Optimal Deterministic Massively Parallel Connectivity on Forests

We show fast deterministic algorithms for fundamental problems on forests in the challenging low-space regime of the well-known Massive Parallel Computation (MPC) model. A recent breakthrough result by Coy and Czumaj [STOC'22] shows that, in this setting, it is possible to deterministically identify connected components on graphs in $O(\log D + \log\log n)$ rounds, where $D$ is the diameter of the graph and $n$ the number of nodes.
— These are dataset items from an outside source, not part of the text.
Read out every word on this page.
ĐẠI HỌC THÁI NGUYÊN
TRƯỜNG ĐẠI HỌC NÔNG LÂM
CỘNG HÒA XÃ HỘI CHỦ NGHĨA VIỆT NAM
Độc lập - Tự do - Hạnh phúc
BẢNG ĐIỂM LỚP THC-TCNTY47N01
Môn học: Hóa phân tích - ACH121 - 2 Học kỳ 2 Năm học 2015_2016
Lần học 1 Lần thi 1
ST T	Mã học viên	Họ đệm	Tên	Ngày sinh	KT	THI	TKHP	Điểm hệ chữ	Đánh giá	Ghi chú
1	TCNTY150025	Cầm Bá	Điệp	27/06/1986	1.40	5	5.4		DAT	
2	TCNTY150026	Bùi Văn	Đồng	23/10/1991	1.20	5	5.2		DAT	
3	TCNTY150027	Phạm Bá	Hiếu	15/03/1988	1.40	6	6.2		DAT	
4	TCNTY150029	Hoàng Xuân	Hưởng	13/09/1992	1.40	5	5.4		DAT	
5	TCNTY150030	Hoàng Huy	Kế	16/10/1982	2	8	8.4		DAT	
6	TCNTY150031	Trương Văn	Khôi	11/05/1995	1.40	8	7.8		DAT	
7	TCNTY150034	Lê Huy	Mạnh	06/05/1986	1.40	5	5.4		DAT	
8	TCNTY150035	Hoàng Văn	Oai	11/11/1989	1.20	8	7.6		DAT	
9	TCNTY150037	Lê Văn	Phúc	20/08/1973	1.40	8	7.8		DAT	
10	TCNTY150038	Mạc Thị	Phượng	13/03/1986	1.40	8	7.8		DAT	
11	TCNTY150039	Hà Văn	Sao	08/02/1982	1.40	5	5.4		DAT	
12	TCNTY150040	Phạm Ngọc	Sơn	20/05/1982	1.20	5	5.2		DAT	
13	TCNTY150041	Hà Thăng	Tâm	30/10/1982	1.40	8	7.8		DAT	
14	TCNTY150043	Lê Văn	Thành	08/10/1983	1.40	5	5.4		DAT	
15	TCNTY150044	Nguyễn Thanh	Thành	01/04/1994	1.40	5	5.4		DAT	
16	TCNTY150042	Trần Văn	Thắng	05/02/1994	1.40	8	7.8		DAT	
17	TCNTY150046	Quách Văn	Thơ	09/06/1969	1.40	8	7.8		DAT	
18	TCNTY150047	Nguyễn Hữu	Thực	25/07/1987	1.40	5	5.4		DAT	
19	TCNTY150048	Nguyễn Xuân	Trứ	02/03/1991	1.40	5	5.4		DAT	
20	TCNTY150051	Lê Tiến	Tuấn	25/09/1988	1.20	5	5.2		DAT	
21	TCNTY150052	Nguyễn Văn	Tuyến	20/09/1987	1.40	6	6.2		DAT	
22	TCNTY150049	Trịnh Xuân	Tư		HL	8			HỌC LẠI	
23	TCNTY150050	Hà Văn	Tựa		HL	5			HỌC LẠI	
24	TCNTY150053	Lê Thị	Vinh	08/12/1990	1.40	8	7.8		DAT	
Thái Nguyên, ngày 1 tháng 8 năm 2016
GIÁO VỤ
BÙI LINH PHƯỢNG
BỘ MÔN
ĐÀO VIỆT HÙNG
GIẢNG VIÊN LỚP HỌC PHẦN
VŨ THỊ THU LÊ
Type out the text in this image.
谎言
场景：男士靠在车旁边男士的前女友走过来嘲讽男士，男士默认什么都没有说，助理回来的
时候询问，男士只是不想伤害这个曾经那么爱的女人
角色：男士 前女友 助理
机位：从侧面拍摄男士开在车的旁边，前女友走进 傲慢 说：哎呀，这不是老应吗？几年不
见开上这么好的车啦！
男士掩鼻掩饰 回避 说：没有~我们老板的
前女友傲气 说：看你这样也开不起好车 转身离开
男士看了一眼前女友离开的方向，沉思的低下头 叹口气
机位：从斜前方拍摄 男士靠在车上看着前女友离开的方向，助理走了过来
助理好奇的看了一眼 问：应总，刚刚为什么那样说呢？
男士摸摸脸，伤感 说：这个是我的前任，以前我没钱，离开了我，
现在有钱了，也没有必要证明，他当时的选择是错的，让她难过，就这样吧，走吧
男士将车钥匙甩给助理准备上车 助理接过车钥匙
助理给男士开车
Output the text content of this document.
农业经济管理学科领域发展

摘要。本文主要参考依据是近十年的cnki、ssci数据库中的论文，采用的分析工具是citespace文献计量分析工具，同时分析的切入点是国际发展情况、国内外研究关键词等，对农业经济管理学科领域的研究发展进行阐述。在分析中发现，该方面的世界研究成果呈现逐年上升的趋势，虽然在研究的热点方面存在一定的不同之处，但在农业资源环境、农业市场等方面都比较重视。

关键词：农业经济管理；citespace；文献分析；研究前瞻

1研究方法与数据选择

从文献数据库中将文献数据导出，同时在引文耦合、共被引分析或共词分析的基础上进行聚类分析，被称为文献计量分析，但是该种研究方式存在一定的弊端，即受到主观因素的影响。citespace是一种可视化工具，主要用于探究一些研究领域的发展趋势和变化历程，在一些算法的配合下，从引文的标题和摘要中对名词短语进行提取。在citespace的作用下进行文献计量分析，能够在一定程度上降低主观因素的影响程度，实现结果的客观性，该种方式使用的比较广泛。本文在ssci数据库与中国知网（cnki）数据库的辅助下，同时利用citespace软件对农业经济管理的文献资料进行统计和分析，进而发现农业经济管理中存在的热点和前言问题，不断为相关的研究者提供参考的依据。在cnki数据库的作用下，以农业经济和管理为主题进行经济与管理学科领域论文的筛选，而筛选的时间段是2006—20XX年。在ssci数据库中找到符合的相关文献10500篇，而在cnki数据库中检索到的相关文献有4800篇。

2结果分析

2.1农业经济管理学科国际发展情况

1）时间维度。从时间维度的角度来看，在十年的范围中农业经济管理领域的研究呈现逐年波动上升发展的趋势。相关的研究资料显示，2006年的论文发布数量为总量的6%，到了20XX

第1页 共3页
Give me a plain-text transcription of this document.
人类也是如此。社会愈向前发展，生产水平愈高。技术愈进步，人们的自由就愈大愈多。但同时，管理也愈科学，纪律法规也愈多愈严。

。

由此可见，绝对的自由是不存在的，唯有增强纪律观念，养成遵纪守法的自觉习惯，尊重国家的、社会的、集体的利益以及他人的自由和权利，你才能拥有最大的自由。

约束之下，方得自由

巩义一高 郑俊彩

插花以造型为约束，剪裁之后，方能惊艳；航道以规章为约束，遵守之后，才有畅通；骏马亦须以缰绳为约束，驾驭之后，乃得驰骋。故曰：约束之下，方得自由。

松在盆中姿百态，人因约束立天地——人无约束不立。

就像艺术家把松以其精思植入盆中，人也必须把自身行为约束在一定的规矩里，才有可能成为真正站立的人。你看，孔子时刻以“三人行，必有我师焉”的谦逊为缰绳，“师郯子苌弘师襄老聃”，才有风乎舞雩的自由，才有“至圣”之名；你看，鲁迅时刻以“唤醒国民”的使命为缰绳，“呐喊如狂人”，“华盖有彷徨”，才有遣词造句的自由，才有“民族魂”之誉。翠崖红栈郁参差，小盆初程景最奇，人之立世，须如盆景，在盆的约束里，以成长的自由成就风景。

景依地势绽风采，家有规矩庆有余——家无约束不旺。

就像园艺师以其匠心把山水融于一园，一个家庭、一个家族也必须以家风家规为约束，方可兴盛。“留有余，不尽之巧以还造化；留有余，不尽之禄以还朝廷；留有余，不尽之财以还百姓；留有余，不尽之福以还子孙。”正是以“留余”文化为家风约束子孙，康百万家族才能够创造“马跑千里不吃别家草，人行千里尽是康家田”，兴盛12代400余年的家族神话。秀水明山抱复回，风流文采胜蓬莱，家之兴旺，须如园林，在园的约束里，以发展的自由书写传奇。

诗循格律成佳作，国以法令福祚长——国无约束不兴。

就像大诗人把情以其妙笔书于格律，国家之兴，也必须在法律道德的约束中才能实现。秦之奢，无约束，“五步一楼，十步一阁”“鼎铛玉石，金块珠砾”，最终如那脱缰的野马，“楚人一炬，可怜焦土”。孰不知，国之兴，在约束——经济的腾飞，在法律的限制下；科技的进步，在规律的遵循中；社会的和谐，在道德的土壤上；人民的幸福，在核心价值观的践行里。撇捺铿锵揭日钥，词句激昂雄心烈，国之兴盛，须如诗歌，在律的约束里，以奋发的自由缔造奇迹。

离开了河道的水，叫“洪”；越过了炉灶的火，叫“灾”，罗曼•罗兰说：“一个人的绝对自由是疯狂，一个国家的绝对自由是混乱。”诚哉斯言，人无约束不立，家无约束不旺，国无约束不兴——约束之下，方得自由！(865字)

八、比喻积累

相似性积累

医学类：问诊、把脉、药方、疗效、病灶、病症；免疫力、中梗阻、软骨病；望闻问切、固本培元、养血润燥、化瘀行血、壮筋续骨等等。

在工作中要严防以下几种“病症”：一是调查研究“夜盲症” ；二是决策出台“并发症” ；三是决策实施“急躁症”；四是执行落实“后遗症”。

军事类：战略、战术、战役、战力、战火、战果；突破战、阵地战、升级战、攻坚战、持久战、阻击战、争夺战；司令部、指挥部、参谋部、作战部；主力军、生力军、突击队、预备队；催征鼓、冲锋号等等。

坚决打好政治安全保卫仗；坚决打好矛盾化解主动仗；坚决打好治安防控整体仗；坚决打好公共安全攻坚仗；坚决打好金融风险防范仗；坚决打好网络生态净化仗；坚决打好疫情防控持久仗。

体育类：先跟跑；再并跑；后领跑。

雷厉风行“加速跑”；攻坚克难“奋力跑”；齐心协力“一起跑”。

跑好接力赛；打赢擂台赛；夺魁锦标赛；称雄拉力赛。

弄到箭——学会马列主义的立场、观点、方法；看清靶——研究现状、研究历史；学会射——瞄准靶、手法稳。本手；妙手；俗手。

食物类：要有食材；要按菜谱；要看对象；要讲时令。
The authors left open a major question: is it possible to get rid of the additive $\log\log n$ factor and deterministically identify connected components in a runtime that is completely independent of $n$? We answer the above question in the affirmative in the case of forests. We give an algorithm that identifies connected components in $O(\log D)$ deterministic rounds. The total memory required is $O(n+m)$ words, where $m$ is the number of edges in the input graph, which is optimal as it is only enough to store the input graph. We complement our upper bound results by showing that $\Omega(\log D)$ time is necessary even for component-unstable algorithms, conditioned on the widely believed 1 vs. 2 cycles conjecture. Our techniques also yield a deterministic forest-rooting algorithm with the same runtime and memory bounds. Furthermore, we consider Locally Checkable Labeling problems (LCLs), whose solution can be verified by checking the $O(1)$-radius neighborhood of each node. We show that any LCL problem on forests can be solved in $O(\log D)$ rounds with a canonical deterministic algorithm, improving over the $O(\log n)$ runtime of Brandt, Latypov and Uitto [DISC'21]. We also show that there is no algorithm that solves all LCL problems on trees asymptotically faster.